Coloured pencils, 250 x 300 mm. March 2018

As I take one step after another on the journey towards my goal – a gallery filled with Paris drawings – I never know what the next addition to the exhibition will be.  It is often the last completed drawing which steers me towards my next piece.

The last completed drawing before “Rebel Rebel” was “Still Life”.

It is obvious how “Still Life” (a grungy Beaubourg urban-scape) metaphorically took my arm and drew my attention to a tattered poster I’d photographed when last in Paris.

This is my source photo for the drawing.

Looking at the drawing “Rebel Rebel” (the title I gave it is from a David Bowie song) I am mindful of Russian Constructivist posters from the 1920s and 30s.  I also think of the pop art of Roy Lichtenstein, romantic heroines of film and literature, as well as the white face and black hair of both mime artists and geisha.

I wouldn’t have made a drawing of a flawless poster.  What appealed to me was the texture and randomness of decay – and –  the fact that this caught my eye in the first place.  The tattered ripped subject is simultaneously beautiful and ugly; eye-catching and something to be ignored.  These dualities fascinate me!

“Rebel Rebel, you’ve torn your dress/Rebel Rebel, your face is a mess/Rebel Rebel, how could they know?/Hot Tramp, I love you so!”

Today I found an image on-line of the poster as its complete self.  If you google images of Fédération Anarchiste you’ll see that all their posters have gorgeous designs and are clearly influenced by the political art of the Constructivists [an artistic movement that extolled art as a practice for social purposes].

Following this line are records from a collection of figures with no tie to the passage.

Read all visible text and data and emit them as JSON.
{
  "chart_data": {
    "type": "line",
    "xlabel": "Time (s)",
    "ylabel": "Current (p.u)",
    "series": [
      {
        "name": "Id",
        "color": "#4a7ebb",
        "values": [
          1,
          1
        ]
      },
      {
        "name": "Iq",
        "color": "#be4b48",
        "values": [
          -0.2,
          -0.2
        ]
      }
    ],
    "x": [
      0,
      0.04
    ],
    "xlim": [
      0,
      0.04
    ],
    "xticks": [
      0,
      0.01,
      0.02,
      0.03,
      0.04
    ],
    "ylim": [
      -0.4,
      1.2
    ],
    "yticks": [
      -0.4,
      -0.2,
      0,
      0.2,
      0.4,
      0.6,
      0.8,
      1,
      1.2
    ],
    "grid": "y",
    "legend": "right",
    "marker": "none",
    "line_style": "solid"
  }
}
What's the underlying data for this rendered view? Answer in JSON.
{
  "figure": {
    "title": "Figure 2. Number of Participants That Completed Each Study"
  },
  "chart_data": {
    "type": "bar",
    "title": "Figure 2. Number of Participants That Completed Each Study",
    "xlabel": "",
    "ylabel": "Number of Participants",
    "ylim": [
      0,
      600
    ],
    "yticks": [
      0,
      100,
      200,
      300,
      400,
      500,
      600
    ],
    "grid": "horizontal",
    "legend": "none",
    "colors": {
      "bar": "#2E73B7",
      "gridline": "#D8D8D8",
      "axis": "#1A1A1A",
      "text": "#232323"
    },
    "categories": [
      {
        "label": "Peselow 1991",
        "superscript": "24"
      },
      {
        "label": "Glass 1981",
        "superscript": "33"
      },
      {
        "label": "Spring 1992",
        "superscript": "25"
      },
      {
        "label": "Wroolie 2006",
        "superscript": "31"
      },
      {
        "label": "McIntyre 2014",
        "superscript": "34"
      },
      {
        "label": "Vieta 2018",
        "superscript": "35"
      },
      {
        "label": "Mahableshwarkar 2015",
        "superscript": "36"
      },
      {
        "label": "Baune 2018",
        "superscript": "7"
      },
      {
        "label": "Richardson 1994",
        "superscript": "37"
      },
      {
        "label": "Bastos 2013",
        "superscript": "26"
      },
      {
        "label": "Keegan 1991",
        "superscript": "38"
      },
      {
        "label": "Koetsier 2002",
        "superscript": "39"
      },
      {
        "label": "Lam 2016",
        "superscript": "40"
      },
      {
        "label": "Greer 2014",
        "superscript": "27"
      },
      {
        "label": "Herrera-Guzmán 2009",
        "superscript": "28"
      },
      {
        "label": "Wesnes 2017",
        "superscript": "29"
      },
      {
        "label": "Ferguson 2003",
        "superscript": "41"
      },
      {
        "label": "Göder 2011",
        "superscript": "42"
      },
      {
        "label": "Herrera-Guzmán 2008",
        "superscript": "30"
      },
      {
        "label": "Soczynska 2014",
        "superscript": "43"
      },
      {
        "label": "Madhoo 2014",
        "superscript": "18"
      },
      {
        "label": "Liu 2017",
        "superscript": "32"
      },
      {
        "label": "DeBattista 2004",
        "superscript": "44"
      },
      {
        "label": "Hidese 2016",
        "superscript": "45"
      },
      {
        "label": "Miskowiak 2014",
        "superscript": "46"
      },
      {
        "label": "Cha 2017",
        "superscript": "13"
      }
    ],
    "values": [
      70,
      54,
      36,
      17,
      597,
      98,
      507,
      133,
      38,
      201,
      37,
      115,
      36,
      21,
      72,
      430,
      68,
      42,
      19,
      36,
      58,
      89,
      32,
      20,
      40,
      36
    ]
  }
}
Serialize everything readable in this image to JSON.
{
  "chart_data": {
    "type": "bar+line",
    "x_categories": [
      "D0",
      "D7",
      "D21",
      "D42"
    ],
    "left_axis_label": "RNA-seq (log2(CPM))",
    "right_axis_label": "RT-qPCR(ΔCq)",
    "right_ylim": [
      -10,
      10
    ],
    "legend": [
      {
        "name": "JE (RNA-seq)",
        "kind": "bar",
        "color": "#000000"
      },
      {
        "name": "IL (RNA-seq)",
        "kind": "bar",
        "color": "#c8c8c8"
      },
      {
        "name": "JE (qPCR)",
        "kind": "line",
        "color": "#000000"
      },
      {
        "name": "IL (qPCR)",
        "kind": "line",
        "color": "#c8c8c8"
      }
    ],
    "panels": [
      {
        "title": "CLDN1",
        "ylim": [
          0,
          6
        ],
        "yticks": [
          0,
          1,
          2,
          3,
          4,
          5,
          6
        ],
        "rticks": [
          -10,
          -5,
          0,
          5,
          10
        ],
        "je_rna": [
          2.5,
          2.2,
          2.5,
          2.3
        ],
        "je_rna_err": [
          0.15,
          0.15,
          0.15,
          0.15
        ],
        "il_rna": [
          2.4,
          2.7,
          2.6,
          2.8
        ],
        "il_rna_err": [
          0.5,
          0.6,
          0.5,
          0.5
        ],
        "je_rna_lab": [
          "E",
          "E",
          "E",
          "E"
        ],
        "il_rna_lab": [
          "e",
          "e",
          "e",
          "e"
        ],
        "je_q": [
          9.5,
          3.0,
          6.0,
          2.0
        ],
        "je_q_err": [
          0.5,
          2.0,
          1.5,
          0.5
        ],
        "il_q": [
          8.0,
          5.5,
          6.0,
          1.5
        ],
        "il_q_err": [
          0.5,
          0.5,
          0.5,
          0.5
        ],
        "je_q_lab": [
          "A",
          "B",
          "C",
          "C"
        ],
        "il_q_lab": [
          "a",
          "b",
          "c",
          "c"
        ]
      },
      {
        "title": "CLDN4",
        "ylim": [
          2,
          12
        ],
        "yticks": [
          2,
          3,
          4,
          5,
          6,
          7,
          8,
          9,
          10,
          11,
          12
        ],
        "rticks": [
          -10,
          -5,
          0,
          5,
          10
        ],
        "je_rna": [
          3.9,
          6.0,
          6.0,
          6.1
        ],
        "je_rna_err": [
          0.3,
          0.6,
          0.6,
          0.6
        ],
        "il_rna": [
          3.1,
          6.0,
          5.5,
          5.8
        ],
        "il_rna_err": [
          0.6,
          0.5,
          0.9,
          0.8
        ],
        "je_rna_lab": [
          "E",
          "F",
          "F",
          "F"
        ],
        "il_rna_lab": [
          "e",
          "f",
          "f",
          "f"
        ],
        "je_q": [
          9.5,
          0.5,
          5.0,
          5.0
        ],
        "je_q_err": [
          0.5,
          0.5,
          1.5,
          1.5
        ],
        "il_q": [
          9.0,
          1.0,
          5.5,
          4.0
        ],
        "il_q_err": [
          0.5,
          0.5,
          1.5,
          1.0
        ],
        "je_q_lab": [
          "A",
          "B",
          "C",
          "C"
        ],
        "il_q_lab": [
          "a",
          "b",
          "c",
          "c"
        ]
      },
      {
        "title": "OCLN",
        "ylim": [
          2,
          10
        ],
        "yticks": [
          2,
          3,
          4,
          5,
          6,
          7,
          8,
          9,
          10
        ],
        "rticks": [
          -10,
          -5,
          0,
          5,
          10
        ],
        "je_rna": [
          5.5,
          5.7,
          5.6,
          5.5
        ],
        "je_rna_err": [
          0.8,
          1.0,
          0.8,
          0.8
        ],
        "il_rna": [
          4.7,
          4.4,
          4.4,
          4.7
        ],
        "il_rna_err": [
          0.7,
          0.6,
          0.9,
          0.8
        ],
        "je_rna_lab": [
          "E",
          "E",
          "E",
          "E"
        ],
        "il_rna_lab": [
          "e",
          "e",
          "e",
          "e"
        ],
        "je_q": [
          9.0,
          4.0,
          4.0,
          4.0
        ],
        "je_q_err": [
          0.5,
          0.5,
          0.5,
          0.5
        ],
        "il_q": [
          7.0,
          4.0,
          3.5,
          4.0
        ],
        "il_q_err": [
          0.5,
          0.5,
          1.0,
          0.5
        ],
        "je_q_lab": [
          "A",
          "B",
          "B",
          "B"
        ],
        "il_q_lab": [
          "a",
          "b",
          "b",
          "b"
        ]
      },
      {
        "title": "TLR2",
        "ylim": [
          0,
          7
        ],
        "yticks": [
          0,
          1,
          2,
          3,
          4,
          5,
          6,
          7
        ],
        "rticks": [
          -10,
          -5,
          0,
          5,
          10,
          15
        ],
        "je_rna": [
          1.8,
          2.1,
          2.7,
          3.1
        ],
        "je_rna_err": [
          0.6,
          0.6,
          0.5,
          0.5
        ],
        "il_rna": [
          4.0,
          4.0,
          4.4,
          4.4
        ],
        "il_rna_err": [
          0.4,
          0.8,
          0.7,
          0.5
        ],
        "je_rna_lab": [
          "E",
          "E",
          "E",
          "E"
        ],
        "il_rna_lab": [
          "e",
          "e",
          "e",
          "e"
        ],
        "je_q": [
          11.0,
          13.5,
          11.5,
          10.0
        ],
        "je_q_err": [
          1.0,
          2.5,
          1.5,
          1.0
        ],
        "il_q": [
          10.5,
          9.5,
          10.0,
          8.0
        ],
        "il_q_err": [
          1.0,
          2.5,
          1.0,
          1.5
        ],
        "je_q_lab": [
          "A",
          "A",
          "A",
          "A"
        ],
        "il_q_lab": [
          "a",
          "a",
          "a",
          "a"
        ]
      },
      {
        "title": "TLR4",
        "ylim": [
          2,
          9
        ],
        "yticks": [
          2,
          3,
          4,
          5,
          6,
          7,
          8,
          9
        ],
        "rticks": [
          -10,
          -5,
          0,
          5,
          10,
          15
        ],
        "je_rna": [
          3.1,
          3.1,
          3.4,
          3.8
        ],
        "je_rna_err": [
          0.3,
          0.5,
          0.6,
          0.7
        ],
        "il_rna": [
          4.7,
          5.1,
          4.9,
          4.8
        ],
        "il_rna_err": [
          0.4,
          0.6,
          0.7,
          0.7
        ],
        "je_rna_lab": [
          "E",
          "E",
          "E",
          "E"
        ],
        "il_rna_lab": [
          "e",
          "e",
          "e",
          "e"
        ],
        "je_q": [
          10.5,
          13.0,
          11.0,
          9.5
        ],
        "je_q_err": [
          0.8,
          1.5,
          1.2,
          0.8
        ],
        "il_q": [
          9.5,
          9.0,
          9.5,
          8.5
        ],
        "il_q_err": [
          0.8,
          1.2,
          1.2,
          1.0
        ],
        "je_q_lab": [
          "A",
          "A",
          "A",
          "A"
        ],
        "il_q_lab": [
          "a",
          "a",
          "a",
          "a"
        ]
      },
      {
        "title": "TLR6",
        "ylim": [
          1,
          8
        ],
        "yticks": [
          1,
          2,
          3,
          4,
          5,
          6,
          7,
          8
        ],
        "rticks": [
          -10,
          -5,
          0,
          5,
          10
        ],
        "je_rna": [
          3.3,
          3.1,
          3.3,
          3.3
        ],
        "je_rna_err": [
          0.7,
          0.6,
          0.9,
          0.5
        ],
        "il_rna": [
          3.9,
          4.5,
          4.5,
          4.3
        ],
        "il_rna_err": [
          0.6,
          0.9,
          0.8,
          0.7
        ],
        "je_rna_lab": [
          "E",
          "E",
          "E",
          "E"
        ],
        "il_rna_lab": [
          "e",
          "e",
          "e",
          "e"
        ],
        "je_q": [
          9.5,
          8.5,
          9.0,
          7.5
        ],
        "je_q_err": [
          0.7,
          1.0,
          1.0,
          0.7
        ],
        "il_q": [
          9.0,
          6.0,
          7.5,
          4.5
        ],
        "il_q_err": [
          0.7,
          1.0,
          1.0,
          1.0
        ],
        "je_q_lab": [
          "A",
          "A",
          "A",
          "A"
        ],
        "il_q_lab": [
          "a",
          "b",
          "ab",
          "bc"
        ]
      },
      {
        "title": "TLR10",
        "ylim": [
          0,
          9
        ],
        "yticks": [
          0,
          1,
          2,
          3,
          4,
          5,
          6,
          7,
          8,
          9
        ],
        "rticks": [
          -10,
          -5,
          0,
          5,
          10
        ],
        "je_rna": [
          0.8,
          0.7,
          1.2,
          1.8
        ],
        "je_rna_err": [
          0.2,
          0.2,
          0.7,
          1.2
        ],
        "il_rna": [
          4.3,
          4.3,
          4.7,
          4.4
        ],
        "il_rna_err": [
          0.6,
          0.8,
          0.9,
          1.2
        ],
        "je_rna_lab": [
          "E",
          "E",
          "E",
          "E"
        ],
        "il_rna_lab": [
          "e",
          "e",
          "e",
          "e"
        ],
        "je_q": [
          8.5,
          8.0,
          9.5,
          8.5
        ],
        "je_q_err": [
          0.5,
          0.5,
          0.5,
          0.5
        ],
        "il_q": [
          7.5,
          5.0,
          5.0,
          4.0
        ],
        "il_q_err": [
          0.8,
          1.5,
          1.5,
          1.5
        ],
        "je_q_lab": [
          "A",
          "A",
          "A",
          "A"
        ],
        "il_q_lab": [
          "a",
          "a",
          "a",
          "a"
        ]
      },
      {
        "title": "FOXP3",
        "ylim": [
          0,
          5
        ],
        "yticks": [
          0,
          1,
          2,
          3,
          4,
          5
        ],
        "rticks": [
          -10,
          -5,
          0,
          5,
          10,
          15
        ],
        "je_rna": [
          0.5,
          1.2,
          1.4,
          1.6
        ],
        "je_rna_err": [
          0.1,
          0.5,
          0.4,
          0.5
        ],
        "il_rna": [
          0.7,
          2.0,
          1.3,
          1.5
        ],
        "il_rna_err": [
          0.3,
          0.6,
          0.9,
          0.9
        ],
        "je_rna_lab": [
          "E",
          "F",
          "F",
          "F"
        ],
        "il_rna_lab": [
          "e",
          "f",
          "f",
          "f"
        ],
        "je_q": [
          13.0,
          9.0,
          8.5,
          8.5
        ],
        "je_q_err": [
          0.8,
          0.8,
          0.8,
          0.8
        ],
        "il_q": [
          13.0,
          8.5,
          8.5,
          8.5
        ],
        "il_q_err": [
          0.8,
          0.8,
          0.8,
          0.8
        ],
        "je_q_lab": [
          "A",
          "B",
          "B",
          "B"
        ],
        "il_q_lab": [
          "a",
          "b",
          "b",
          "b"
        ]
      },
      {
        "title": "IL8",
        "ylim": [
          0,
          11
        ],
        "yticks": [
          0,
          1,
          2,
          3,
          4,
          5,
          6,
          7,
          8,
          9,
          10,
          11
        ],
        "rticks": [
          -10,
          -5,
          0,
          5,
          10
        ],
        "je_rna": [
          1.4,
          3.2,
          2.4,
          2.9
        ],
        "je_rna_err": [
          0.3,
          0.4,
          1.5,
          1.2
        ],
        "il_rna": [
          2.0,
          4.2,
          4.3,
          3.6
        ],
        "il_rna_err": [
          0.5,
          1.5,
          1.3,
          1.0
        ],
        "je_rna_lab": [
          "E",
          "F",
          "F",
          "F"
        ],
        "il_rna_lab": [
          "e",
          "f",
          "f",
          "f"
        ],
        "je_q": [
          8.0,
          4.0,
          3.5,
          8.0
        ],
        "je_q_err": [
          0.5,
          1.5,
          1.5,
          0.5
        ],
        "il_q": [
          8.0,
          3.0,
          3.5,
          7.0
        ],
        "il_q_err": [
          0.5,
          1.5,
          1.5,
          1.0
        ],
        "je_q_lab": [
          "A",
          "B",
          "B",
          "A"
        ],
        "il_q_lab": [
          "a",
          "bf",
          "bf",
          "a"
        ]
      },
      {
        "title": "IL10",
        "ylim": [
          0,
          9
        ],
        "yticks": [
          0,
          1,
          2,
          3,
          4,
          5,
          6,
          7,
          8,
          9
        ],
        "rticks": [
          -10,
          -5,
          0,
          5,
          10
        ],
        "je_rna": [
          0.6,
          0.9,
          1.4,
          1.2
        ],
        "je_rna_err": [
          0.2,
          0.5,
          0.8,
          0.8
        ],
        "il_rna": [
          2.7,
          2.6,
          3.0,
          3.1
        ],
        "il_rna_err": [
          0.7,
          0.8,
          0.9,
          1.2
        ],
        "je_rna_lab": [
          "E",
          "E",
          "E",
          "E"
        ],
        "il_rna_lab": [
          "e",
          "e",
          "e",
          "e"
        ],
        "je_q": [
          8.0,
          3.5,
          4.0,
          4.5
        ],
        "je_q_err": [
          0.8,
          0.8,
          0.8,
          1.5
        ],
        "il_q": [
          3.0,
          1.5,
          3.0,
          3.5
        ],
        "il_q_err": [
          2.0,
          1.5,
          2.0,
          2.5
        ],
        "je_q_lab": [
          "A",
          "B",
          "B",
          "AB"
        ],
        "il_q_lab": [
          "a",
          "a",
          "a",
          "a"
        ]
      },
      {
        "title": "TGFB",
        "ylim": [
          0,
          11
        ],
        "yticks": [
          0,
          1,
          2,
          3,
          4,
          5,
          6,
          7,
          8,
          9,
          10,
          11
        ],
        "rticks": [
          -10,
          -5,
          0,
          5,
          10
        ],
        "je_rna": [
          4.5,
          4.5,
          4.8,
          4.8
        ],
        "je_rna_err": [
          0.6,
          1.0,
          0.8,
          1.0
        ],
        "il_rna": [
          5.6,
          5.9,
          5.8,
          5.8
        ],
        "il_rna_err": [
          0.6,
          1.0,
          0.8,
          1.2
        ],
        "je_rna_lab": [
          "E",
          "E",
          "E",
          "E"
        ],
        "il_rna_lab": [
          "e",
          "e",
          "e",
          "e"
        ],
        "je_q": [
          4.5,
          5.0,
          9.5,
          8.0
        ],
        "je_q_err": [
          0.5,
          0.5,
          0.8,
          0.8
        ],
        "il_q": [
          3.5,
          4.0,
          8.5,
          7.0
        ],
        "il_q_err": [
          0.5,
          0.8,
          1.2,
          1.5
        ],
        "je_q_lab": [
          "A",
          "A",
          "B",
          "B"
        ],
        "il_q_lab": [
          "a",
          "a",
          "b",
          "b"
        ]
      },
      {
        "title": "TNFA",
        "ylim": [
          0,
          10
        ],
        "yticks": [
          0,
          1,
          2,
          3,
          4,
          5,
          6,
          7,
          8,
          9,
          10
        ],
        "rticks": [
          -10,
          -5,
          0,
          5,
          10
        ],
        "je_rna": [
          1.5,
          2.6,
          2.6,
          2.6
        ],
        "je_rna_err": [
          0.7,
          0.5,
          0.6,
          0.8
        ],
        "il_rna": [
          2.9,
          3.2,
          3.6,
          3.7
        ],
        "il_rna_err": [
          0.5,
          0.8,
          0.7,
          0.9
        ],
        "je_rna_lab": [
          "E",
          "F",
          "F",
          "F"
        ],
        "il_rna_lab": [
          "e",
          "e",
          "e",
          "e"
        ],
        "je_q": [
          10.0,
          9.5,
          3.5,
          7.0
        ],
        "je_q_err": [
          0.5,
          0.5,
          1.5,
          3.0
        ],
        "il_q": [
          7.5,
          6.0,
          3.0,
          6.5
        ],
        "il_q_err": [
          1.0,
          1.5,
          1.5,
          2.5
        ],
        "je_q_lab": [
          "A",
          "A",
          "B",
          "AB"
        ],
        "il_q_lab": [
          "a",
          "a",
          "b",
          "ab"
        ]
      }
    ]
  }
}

How the poster would have looked once upon a time.

La Fédération Anarchiste

You may like to read Subject 4: Street Art while you’re here.

 

In Town Tonight

“In Town Tonight”
A new drawing in my “Paris Revisited” series.
195 x 245 mm. April 2017

“In Town Tonight” is an example of a small arrangement which I found within a larger composition.

Occasionally a photo will be just perfect the way it is but most of my compositions are the result of cropping and then editing out bits I don’t want.  In this case I was drawing from a very small part of my original photo.

The source photograph for “In Town Tonight” taken on 27th October 2016 on rue Saint Denis.

My husband, Matthew, particularly likes “In Town Tonight”.  He associates with the suited figure.  In my mind this could be a Parisian version of a Japanese ‘salaryman’ – a little disheveled after a few drinks – gingerly making his way to the station.  (Possibly my soft-focus is how he is seeing the world at this time.)